ドル、ユーロ、ポンドの通貨別の資金管理で、為替費用の節減につながった(写真:丸毛 透)

 手を組んだのが国際的な資金決済業務を得意とする米系のシティバンク銀行。グループ会社間の決済を相殺する「ネッティング」、ドルやユーロ、ポンドの通貨別に資金を管理する「プーリング」という2つの規定を設けた。

 世界43社の決済を日本にすべて集約することで、決済件数の削減と同時に年間1億円の手数料や為替費用の節減につながった。
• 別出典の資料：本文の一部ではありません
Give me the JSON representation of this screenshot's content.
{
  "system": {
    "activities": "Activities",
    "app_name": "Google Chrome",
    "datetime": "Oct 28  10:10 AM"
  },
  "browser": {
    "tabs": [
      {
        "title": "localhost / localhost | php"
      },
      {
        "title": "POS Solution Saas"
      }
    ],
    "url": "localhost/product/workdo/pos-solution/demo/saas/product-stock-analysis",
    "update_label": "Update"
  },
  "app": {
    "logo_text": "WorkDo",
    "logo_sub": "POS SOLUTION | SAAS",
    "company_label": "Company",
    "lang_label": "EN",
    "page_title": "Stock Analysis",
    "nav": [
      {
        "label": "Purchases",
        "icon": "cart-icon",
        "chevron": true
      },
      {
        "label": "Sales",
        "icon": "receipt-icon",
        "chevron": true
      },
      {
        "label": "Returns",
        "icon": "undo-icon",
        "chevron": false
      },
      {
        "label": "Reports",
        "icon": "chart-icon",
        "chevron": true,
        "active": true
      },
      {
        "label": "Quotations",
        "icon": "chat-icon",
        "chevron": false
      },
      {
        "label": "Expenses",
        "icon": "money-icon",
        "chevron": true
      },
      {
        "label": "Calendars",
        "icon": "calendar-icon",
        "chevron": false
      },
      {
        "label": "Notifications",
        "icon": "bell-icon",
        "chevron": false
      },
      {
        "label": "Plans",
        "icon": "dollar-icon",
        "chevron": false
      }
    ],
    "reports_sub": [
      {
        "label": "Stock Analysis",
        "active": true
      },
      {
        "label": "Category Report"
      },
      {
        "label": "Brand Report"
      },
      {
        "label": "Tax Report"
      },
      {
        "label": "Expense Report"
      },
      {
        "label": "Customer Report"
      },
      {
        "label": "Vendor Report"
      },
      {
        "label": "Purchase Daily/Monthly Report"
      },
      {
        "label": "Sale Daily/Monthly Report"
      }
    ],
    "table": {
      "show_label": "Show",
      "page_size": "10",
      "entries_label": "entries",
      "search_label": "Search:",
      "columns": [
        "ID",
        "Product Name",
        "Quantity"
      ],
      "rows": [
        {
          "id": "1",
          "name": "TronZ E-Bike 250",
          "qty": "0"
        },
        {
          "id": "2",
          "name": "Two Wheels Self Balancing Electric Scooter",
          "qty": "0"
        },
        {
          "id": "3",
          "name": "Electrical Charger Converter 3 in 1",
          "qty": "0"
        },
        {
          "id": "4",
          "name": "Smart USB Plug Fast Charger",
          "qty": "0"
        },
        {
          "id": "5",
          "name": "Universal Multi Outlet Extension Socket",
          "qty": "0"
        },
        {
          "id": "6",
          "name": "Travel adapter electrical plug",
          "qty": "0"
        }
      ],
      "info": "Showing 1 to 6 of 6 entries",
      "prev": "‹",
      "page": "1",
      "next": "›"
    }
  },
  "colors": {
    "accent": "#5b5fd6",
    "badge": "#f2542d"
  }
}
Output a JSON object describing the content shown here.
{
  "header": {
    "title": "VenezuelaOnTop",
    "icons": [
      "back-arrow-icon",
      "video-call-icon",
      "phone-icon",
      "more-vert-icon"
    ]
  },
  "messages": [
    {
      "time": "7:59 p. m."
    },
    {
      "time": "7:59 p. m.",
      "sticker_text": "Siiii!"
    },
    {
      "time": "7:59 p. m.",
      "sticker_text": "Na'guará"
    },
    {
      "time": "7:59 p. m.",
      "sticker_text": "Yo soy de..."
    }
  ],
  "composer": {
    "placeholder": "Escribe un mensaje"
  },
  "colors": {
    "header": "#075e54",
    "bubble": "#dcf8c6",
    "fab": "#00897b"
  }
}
 通貨別の管理はドルの場合、ニューヨークの口座に世界21社からお金が日々集まる。どこでお金が足りないかも瞬時に分かり、銀行から借り入れていた分を資金が余っている地域から融通できるようにもなった。これで年間5000万円のコスト削減効果が生まれた。

 欧州危機を機にユーロも厳格に管理し、資金需要が細っている欧州から日本の本社に150億円を持ち込み、アジアなどへの投資に回すことを決めた。花王の牧野秀生・資金課長は「為替管理と世界にまたがる資金の見える化で財務戦略が立てやすくなった」と語る。

 シティバンクには日本企業からの依頼が増えている。担当するティモシー・タイナン氏は「CMSは資金繰りの予測もできるため、グローバル企業に一段と利用が広がりそうだ」と話す。進出先の経済の変調や為替相場の変動に備えた自衛手段がグローバル市場で攻勢を狙う企業に新たな武器を与えた。